As part of our Consultant Spotlight this week, learn how our POS Consultant and Instructor, Dr. Shockley Wier, treats 9 year old Steve in Saint Paris, Ohio.
My patient, Steve
Start Summary:
Steve came to the office and didn’t like that his top front teeth were behind his bottom front teeth. His parents wanted him to have a nice smile.
Phase 2:
Evaluation & Diagnosis
Upon evaluation of the case, I noticed anterior and posterior crossbite, coupled with Cl III in a growing patient. The upper 2s were severely blocked out and there was moderate upper and lower crowding. The patient was skeletal average with dental deep bite. The upper and lower incisors were retroclined.

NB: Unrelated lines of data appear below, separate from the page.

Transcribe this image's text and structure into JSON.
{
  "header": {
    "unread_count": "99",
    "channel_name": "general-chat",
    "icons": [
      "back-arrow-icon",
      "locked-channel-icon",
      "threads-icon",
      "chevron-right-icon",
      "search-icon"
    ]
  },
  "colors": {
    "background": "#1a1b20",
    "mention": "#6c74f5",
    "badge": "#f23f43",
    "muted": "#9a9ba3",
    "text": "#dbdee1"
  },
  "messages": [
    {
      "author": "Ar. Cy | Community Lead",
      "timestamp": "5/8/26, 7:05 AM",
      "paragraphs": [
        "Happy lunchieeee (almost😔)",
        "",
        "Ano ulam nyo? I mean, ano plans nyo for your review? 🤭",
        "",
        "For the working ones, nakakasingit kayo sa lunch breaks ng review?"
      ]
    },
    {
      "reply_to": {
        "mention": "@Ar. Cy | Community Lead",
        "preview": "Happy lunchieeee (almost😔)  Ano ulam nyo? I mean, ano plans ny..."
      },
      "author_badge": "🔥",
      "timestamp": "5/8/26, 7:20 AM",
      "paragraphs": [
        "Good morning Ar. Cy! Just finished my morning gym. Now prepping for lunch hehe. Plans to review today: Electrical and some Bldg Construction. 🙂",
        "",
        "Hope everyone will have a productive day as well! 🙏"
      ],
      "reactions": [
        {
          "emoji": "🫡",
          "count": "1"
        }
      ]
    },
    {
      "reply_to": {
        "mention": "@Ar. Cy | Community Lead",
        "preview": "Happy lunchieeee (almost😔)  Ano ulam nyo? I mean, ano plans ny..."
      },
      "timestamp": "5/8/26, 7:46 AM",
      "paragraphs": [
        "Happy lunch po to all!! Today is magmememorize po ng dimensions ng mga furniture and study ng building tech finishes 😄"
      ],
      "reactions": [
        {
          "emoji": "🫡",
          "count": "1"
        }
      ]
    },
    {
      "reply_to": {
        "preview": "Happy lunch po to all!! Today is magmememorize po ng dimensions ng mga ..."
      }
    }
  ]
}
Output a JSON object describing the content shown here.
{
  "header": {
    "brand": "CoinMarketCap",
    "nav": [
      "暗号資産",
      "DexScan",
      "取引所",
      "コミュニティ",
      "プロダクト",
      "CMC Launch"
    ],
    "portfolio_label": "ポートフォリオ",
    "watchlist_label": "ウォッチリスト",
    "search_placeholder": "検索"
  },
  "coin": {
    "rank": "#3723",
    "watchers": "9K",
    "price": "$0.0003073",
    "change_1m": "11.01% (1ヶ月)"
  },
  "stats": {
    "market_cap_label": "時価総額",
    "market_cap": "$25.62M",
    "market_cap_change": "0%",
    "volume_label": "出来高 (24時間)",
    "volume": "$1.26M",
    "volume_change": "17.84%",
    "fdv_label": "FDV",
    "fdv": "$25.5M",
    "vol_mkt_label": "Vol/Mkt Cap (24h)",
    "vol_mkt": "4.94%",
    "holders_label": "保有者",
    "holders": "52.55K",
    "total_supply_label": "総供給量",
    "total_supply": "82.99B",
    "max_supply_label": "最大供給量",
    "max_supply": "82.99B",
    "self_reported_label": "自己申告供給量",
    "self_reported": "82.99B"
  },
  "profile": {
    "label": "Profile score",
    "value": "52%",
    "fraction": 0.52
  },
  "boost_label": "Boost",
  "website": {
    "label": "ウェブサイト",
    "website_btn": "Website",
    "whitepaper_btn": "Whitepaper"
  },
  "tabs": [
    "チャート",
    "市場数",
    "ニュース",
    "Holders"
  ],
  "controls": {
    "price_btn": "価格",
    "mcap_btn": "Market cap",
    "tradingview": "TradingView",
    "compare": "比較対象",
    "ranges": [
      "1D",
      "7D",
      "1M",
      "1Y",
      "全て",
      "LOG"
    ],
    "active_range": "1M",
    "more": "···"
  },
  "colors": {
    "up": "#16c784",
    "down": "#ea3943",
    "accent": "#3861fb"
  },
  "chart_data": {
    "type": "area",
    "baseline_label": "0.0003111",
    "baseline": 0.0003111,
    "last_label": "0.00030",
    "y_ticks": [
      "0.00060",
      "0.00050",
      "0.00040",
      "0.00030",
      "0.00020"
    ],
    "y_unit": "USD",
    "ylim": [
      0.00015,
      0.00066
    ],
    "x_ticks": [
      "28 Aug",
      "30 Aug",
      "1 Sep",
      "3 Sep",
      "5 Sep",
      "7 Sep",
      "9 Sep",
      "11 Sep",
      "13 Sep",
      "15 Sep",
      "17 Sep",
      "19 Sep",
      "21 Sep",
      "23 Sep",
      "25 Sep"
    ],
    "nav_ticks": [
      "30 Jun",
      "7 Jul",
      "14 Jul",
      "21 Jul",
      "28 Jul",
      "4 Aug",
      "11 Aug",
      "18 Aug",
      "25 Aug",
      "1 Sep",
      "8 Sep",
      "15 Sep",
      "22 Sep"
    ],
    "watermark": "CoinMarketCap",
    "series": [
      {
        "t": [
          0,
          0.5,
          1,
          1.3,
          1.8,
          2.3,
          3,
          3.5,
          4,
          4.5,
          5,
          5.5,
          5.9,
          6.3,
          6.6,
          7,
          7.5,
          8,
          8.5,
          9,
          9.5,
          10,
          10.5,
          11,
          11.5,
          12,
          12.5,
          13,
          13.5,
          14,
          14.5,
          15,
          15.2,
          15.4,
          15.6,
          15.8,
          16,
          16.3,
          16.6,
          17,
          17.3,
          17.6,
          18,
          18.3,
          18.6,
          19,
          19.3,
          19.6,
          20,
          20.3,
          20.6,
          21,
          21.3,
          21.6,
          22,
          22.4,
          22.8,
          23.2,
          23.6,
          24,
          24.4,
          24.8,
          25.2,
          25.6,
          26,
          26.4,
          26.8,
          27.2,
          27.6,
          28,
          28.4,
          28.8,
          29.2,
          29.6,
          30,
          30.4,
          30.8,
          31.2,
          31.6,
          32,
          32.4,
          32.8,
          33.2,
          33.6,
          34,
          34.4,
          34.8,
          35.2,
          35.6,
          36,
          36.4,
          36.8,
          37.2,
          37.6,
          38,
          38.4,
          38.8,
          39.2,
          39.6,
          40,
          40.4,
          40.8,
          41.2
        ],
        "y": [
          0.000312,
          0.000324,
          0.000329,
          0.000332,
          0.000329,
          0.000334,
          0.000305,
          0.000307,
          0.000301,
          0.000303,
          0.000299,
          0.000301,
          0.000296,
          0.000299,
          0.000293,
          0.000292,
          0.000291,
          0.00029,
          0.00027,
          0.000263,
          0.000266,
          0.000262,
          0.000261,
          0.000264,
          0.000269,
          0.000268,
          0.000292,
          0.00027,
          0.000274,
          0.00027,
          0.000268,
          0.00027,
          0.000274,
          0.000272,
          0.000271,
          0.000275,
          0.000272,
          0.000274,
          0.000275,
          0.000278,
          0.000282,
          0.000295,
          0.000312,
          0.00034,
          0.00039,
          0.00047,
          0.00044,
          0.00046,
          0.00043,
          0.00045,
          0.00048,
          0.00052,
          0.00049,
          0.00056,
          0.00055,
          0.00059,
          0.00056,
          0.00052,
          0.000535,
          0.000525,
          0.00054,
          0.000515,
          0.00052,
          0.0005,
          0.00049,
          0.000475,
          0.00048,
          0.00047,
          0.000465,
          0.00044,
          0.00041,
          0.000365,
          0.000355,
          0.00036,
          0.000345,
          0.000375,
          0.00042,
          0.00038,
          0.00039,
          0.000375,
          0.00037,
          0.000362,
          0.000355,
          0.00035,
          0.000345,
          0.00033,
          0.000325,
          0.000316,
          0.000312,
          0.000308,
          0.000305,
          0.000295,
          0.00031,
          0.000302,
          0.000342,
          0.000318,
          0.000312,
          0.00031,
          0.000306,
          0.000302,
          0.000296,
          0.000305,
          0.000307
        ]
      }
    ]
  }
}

As this was a growing Cl III patient, we needed to pay specific attention to growth, trying to ensure that the patient didn’t ‘grow out from under it’ in retention. Also, as there were skeletal issues, we wanted to correct these as early as possible to help establish an environment more conducive to normal development.
Treatment Plan
After comparing different treatment options and VTO projections, I suggested a nonextraction plan. I discussed the importance of early intervention with the family, and they agreed with the need to start treatment. I did advise that if mandibular growth was excessive, then surgery would be required for correction. I also explained that early intervention might reduce the potential for surgery in the future.
The treatment was designed to correct the anterior and posterior crossbite, with a controlled advancement of the upper incisors. Labial root torque brackets were used to prevent excessive proclination of the upper incisors during advancement. The appliance was designed specifically for Steve in order to achieve optimal esthetics. Medium Ovoid wires were used to maintain the shape of the dental arches once upper expansion was complete. Custom IP brackets were used through the case.
The case was started with Rapid Palatal Expansion, followed by the placement of a transpalatal bar. Alignment was achieved with 014NT, followed by 18x25HA. Open coil was packed in order to achieve positive overjet. Once the rotations were corrected and the arches were leveled, 19x25ss upper and lower were placed with a KH in the lower arch. Elastics were worn until all upper spaces were closed and the case was Cl I. A final wrist X ray was taken to ensure that the patient has passed his pubertal growth spurt.
Case Outcome
Overall, Steve’s treatment progressed very well. Anterior and posterior crossbite were corrected. A little better brushing to reduce the gingival hypertrophy will yield a beautiful result.
Prior to ortho, the other kids used to tease Steve about his smile. Today, it’s one of his most handsome features. A happy patient and a happy doctor!!!